Nobody Was In Love With Windows
Why did Windows Mobile (CE, ME, etc.) fail? It had something like an eight year head start against the iPhone, yet it never really caught on.
The answer is simple. Hardly anybody’s really in love with Microsoft Windows, nor were they eight years ago. The reason so many people used Windows is because they were afraid that if they didn’t, they would have big headaches interacting, computer-wise, with their friends, relatives, and co-workers.
What Microsoft should have done was create a mobile operating system that interacted heavily with Windows, in a way that was very useful to the user of the mobile device. It didn’t need to look like Windows; in fact it shouldn’t have. And if it wasn’t going to look like Windows, it shouldn’t have been called Windows, either. It just needed to be tied to Windows in ways that were genuinely helpful to the Windows user (i.e. the typical computer user). And mobile phone users who didn’t have a Microsoft mobile phone would be left out of that.

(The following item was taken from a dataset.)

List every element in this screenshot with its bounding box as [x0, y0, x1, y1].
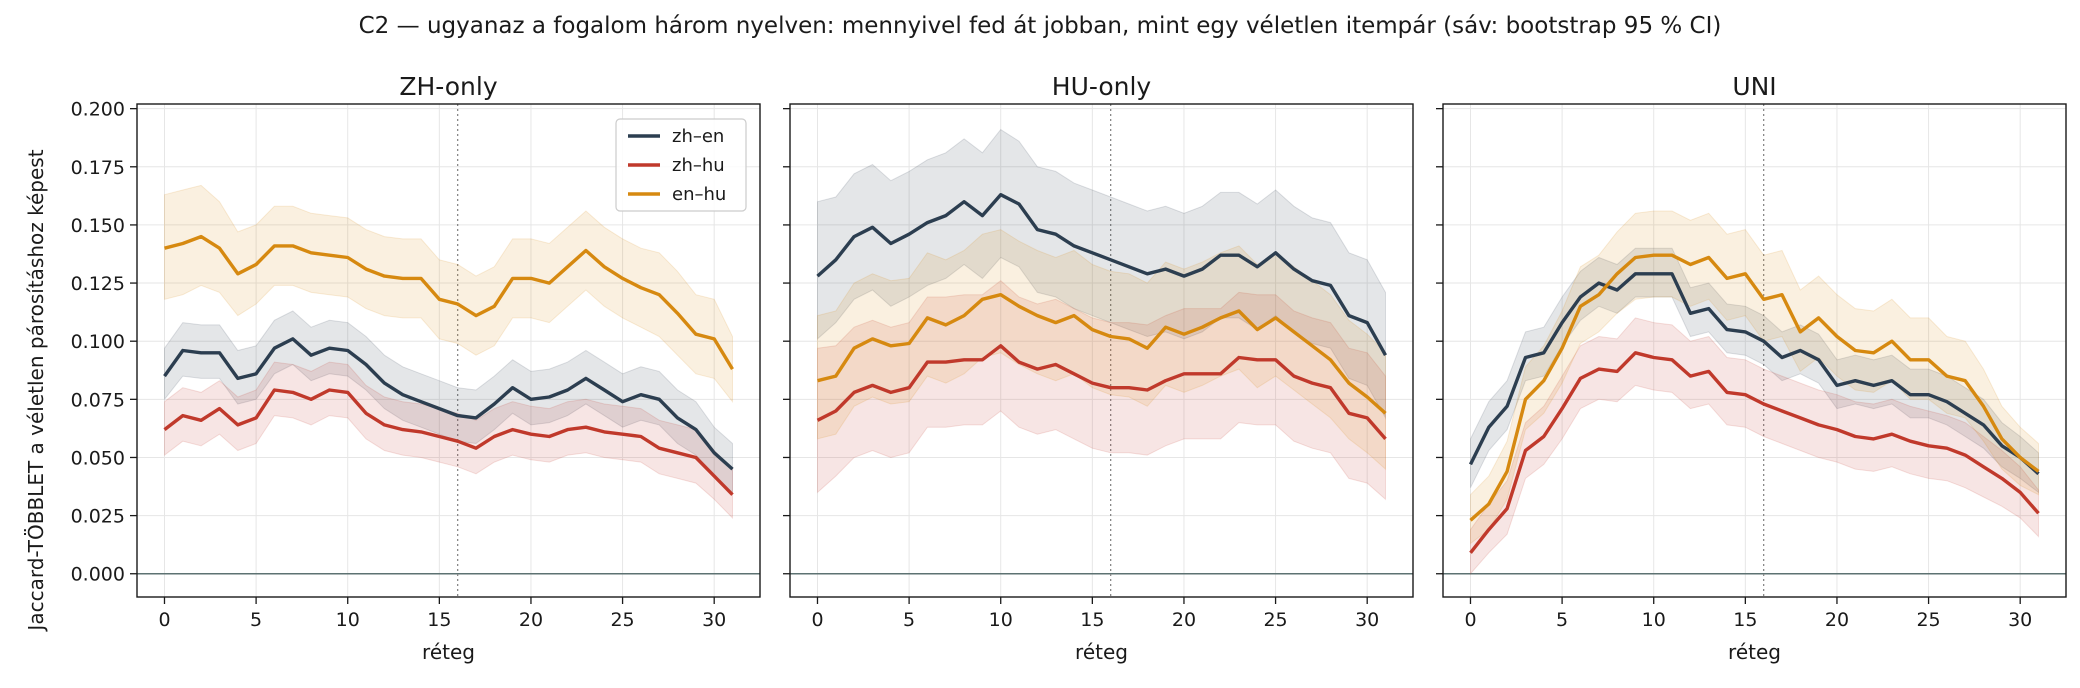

But that’s not what Microsoft did. Instead, they made a mobile OS that wasn’t particularly useful or helpful at all to the Windows user. They made a mobile OS that wasn’t in any special way tied to desktop Windows. But it was called Windows. And the interface (much to the user’s detriment on such a small, and mouse-less device) looked like Windows.
Microsoft, I think, was truly trying to extend the success of Windows into the mobile arena. But they had completely misdiagnosed the reason for Windows’s success. Apparently, they must have thought, “People use Windows because they love it. They love the name Windows. They love using the Windows user interface. So if we make our mobile OS look like Windows, people will naturally gravitate to that. And if we call it Windows, people will think, Oh good, it’s Windows; that’s what I want.”

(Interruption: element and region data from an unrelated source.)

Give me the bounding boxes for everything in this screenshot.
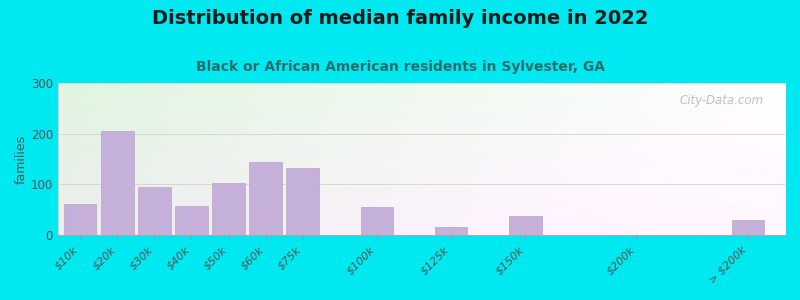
Text: City-Data.com: City-Data.com: [679, 94, 763, 106]
Bar: [361, 207, 394, 235]
Bar: [509, 216, 542, 235]
Y-axis label: families: families: [15, 134, 28, 184]
Text: Black or African American residents in Sylvester, GA: Black or African American residents in S…: [195, 60, 605, 74]
Bar: [250, 162, 282, 235]
Bar: [286, 168, 319, 235]
Bar: [101, 131, 134, 235]
Bar: [731, 220, 764, 235]
Bar: [138, 187, 170, 235]
Bar: [212, 183, 245, 235]
Bar: [175, 206, 208, 235]
Bar: [434, 227, 467, 235]
Bar: [64, 204, 97, 235]
Text: Distribution of median family income in 2022: Distribution of median family income in …: [152, 9, 648, 28]
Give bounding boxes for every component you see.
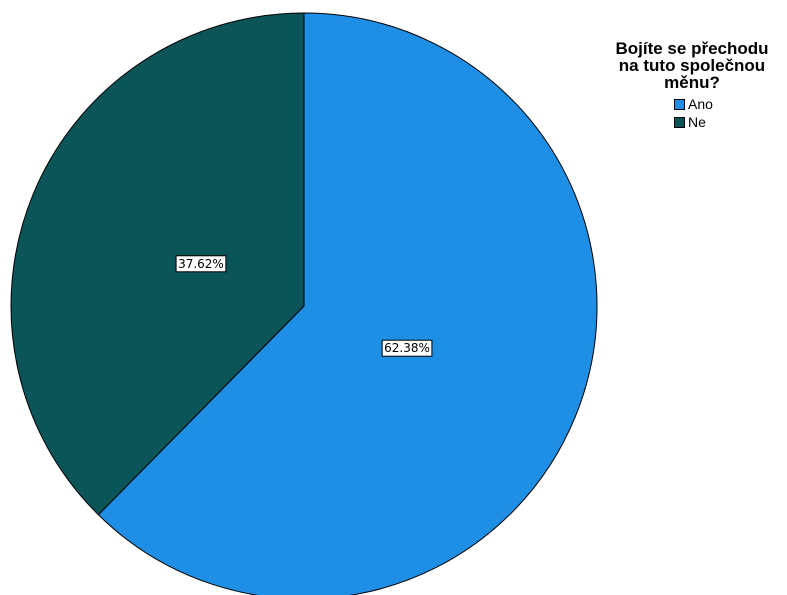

The ugly truth of the situation — a truth that nobody at Microsoft wanted to see — was that people didn’t like Windows, but they used it anyway. People begrudgingly used Windows because they were afraid of going-it-alone with anything else. They were afraid of being afflicted with crippling compatibility issues that promised to cast them into the exterior darkness if they didn’t use Windows.

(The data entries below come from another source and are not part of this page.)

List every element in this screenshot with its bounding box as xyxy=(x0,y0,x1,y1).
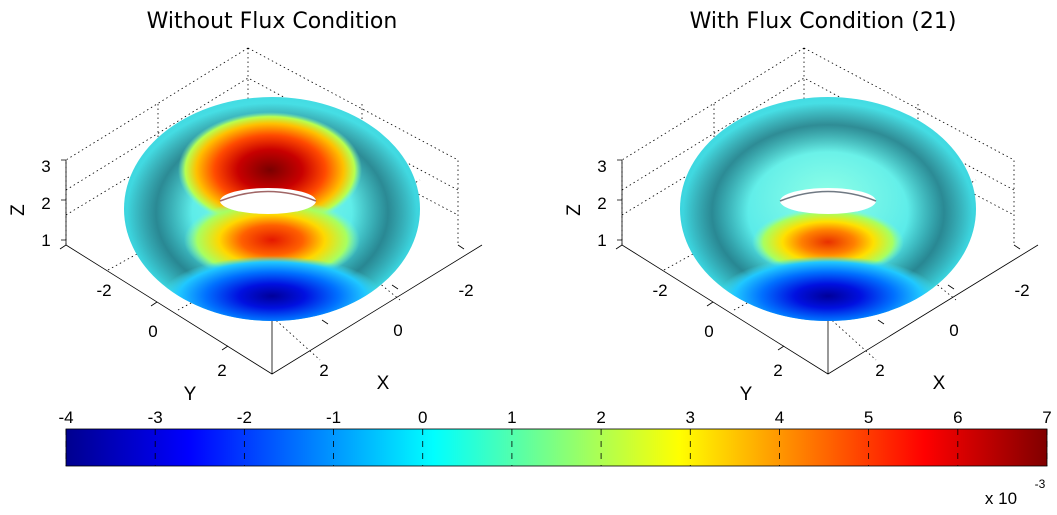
panel-left: Without Flux Condition xyxy=(8,9,483,405)
x-axis-label: X xyxy=(377,373,390,394)
z-tick: 1 xyxy=(41,231,50,250)
y-tick: 0 xyxy=(148,322,157,341)
y-tick: 2 xyxy=(217,361,226,380)
z-tick: 3 xyxy=(597,157,606,176)
colorbar-tick-label: 4 xyxy=(775,408,784,427)
colorbar-tick-label: -2 xyxy=(237,408,252,427)
z-tick: 1 xyxy=(597,231,606,250)
panel-title: With Flux Condition (21) xyxy=(690,9,957,34)
panel-right: With Flux Condition (21) 1 2 xyxy=(564,9,1039,405)
y-axis-ticks: -2 0 2 xyxy=(652,281,782,380)
colorbar-gradient xyxy=(65,428,1048,467)
colorbar-tick-label: -3 xyxy=(148,408,163,427)
z-tick: 2 xyxy=(41,194,50,213)
colorbar-tick-label: -1 xyxy=(326,408,341,427)
colorbar-scale-label: x 10 xyxy=(985,489,1017,508)
x-tick: 2 xyxy=(319,361,328,380)
colorbar-tick-label: 6 xyxy=(953,408,962,427)
x-axis-ticks: -2 0 2 xyxy=(875,281,1029,380)
x-tick: -2 xyxy=(458,281,473,300)
z-axis-label: Z xyxy=(564,204,585,216)
y-axis-label: Y xyxy=(184,384,197,405)
panel-title: Without Flux Condition xyxy=(147,9,398,34)
colorbar-tick-label: 7 xyxy=(1042,408,1051,427)
colorbar-tick-label: 5 xyxy=(864,408,873,427)
colorbar: -4 -3 -2 -1 0 1 2 3 4 5 6 7 x 10 -3 xyxy=(58,408,1051,508)
x-tick: 2 xyxy=(875,361,884,380)
torus-surface xyxy=(680,97,976,321)
y-tick: 2 xyxy=(773,361,782,380)
z-tick: 2 xyxy=(597,194,606,213)
colorbar-tick-labels: -4 -3 -2 -1 0 1 2 3 4 5 6 7 xyxy=(58,408,1051,427)
z-tick: 3 xyxy=(41,157,50,176)
torus-surface xyxy=(124,97,420,321)
y-tick: 0 xyxy=(704,322,713,341)
colorbar-tick-label: 0 xyxy=(418,408,427,427)
colorbar-scale-exponent: -3 xyxy=(1035,477,1046,491)
x-tick: 0 xyxy=(949,321,958,340)
axes-box xyxy=(615,159,1039,375)
colorbar-tick-label: 1 xyxy=(507,408,516,427)
y-axis-ticks: -2 0 2 xyxy=(96,281,226,380)
x-axis-ticks: -2 0 2 xyxy=(319,281,473,380)
z-axis-ticks: 1 2 3 xyxy=(41,157,50,250)
y-tick: -2 xyxy=(96,281,111,300)
colorbar-tick-label: 3 xyxy=(686,408,695,427)
x-tick: 0 xyxy=(393,321,402,340)
z-axis-label: Z xyxy=(8,204,29,216)
z-axis-ticks: 1 2 3 xyxy=(597,157,606,250)
y-tick: -2 xyxy=(652,281,667,300)
colorbar-tick-label: 2 xyxy=(596,408,605,427)
y-axis-label: Y xyxy=(740,384,753,405)
x-tick: -2 xyxy=(1014,281,1029,300)
x-axis-label: X xyxy=(933,373,946,394)
colorbar-tick-label: -4 xyxy=(58,408,73,427)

But in the mobile arena, there was no such fear. Everybody saw people using Palms, and Nokias, and a bunch of other non-Microsoft devices, and having no troubles for it. And they never saw any special advantage to using Microsoft’s mobile offerings. Even while they used desktop Windows, they didn’t see any issue with owning a Sony Ericsson smartphone. Or a BlackBerry.
Microsoft could have ruled the mobile world with an iron fist long before Apple even tried to enter it. Believing that people actually liked Windows for what it was, not for what it wasn’t, was Microsoft’s mobile downfall.